With all the facets involved with the training drivers and monitors on special needs, its should be no surprise that there is one type of training that involves not only the transportation department, but the students, their parents and public transit agencies. Travel training, as it is commonly known, teaches individuals with disabilities to use public transportation independently. In New York City, the department of education’s (DOE) program helps its students make a transition from the yellow bus to the many different options available, whether it be the subway, city bus or dial-a-ride.

“Freedom, independence, adult living opportunities and typical living are just a few of the benefits of learning to travel independently,” said Peggy Groce, director of the NYC DOE Office of Travel Training for Special Education District 75 (D75). “As one young man said, ‘It’s the only time I’m treated just like everyone else.’”

D75 is a citywide program that provides special education and support to students with severe disabilities. Approximately 22,000 students receive these special education services from district. The D75 Office of Travel Training provides this specialized training to students with disabilities.

“It is a comprehensive, one-to-one intensive instruction in the skills and behaviors necessary for safe and independent travel using public transportation, where appropriate, provided by specially trained personnel,” said Groce, who began working in the program during the 1970-71 school year. “The NYC DOE started the first school-based travel training program of its kind.
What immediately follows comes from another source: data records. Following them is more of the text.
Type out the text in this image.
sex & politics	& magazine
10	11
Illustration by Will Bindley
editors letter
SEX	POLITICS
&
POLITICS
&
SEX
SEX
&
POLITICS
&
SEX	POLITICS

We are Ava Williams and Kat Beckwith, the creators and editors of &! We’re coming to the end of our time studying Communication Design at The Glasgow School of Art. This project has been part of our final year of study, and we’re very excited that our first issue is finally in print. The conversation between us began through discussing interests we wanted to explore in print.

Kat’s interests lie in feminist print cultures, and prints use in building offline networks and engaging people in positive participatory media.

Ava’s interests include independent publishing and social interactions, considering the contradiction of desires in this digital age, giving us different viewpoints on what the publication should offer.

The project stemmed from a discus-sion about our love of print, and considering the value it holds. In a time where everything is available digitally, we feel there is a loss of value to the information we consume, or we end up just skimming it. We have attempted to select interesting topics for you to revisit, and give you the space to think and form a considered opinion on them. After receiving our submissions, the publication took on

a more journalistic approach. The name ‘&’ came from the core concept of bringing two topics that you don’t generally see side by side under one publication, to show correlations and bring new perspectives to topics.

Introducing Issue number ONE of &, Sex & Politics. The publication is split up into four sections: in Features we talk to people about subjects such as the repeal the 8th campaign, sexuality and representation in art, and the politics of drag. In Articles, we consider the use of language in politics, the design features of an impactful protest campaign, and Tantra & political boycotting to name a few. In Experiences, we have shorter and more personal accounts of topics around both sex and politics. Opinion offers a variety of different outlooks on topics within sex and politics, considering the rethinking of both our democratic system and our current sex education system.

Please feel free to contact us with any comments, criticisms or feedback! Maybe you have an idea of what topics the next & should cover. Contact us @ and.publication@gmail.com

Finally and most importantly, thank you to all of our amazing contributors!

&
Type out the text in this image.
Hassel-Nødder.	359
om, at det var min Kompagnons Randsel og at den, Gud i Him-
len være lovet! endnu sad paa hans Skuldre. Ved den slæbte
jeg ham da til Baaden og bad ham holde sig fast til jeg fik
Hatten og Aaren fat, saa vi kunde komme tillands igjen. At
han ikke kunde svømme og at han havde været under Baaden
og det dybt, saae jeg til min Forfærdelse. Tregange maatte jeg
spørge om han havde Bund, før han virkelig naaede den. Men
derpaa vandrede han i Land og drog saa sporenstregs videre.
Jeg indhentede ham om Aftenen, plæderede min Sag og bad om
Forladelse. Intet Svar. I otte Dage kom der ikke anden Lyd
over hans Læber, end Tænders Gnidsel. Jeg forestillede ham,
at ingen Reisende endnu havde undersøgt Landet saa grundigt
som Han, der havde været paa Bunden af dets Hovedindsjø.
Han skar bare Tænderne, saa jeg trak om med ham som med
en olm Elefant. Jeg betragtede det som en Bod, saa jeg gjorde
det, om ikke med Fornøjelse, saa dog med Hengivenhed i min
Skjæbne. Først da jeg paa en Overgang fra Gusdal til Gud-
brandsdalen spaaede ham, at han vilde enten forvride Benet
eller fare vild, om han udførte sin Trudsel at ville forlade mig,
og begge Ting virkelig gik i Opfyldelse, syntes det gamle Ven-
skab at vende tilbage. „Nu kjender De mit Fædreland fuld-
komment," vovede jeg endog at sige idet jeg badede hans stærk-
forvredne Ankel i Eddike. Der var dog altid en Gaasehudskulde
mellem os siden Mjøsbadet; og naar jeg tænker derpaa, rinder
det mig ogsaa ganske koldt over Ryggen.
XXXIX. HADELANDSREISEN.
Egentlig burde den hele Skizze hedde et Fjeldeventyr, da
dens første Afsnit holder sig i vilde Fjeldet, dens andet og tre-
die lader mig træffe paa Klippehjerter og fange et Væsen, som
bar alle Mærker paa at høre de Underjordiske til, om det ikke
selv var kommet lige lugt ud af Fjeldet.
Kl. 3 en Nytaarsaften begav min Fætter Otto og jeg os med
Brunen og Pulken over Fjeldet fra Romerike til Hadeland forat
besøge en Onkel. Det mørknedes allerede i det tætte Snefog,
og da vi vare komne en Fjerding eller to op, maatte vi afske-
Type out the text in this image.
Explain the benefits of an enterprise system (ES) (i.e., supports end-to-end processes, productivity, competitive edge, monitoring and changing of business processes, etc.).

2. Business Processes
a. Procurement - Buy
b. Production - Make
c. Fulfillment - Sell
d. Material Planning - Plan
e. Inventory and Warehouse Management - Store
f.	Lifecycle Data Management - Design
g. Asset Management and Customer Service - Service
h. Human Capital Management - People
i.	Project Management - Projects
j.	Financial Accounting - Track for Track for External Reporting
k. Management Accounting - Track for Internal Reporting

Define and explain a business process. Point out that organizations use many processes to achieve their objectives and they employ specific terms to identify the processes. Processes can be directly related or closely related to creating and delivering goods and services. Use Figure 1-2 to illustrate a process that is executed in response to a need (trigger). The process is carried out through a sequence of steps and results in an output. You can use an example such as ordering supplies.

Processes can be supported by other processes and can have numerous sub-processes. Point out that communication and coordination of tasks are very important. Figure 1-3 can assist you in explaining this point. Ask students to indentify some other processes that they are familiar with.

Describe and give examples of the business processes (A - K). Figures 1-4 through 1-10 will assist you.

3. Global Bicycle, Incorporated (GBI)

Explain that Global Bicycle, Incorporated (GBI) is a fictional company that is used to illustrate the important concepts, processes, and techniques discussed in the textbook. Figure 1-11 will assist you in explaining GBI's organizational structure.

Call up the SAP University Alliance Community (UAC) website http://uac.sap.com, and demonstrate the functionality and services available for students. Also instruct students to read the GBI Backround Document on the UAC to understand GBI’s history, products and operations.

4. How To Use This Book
We are the most continuously operating program in the United States, and possibly internationally.”

Travel training is typically provided to students between the ages of 14 and 21. The process usually begins with a referral of a student and then an assessment by a travel training teacher. If the student is considered eligible, parental consent for the one-to-one instruction is requested. Students are then trained in the essential skills and behaviors for safe and independent travel.

“This includes awareness of environment, recognition and avoidance of danger/obstacles, decision-making, problem-solving, appropriate social behavior, recognition of need for assistance, communication, initiation of actions, pedestrian skills and public intimacy,” said Groce. “These skills and behaviors are taught while traveling the route from home to destination and back.”

The program also instructs trainees to deal with the inevitable travel contingencies facing commuters, like delayed trains and subways, streets that are closed to traffic, construction barriers, subways using express stops instead of locals, buses going out of service, flooding, and, at times, disruption of service.

“These experiences are inevitable when traveling and so the students must have the opportunity to learn to handle such occurrences. If the events do not occur naturally, we contrive experiences that are similar in the requirement of the skills to handle the situations,” added Groce.

The New York City program graduates approximately 300 students a year. Parents are the first to compliment the program, including blogging about it to the World Wide Web. Barry Seidel, an attorney in Forest Hills, N.Y., posted a piece on his daughter, who graduated from the program last summer.

“In her last year in high school she took the travel training course (an amazing program offered to special needs students in the NYC high schools). She did not pass the final exam (she talked to the fake stranger), but she re-took the class, passed it, and now travels on her own. The last few months of school she took the city bus to school and back. This trip included a bus transfer. I had more than one neighbor tell me they saw her on the bus and were choked up. I only followed her the first day, after that I just marveled at her accomplishment,” wrote Seidel.